Another inquiry of similar nature comes from Don Stoddard of Perry. Don has accumulated a number of historic Perry photographs dating from the turn of the century and the statehood era. I am very familiar with one of these. It shows a Sept. 16 celebration parade proceeding east along the north side of the square, on Delaware, with several businesses clearly identified. One of these is the B.J. Woodruff Mercantile Store, which in more recent years housed Zorba's Department Store. The one that interests Don, however, is up the street from there in the Palmer & Smelser building, where the Cherokee Strip Antique Mall is located. A sign above the canvas awning there reads "Parham's Pharmacy," and Don is looking for information about that business. I also am curious because that building is where my dad, Fred W. Beers, opened the City Drug Store after his original store on the west side of the square burned down on April 3, 1908. I know Parham's Pharmacy was a predecessor to dad's store in that location, but that's about all I can say. If anyone can give us additional information, Don and I would be happy to receive it.
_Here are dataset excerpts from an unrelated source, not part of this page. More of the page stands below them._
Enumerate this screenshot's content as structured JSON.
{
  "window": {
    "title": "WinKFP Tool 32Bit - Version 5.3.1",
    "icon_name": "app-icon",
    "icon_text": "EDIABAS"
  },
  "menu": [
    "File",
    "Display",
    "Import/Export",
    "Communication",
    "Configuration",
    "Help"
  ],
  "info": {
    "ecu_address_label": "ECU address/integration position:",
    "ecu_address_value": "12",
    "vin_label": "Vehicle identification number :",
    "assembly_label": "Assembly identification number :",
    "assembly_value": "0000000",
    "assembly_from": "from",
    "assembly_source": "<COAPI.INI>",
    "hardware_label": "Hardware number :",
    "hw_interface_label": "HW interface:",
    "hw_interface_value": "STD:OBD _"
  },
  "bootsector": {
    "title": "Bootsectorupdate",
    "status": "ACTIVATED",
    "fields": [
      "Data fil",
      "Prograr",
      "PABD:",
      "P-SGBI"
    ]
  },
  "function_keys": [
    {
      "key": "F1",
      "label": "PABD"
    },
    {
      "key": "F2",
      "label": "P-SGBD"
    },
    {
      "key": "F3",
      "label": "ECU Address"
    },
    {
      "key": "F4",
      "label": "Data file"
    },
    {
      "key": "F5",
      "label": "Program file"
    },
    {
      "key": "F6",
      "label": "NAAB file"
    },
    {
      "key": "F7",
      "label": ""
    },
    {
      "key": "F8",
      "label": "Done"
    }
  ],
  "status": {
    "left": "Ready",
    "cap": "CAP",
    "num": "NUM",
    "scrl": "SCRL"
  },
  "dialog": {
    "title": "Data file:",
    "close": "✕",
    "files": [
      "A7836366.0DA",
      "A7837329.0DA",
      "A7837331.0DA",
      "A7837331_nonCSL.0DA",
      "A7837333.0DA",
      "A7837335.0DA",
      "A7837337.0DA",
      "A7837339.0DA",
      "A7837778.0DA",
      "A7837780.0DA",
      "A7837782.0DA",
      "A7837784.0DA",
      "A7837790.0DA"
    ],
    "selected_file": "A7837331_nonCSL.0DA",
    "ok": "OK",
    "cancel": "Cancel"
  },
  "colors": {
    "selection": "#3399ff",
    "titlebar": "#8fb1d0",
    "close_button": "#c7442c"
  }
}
Fredonna Dowell passes along this article from the March 2, 1911, edition of the Perry Republican weekly newspaper:
"Fire destroyed two Perry landmarks on Sunday. The Bryan building and the old Van Cleef building housing the McCoy Grocery and the Ed Mossman Grocery were lost in the flames. The old Senate building, as the Bryan property was called, had an interesting history. It had been occupied as a saloon, restaurant, dry goods store and again as a saloon several years before statehood (1907). The upper rooms had been put to various and diverse uses. Back in the 1890s was its palmy days, when entering the upper rooms one might hear the gentle clicking of ivory checks, the magic whirl of the roulette wheel or the eager 'Little Joe' or 'come a seven' from the crowd around the crap table." The article did not give the location of the building that was burned. Perhaps someone can add a few more details to this account.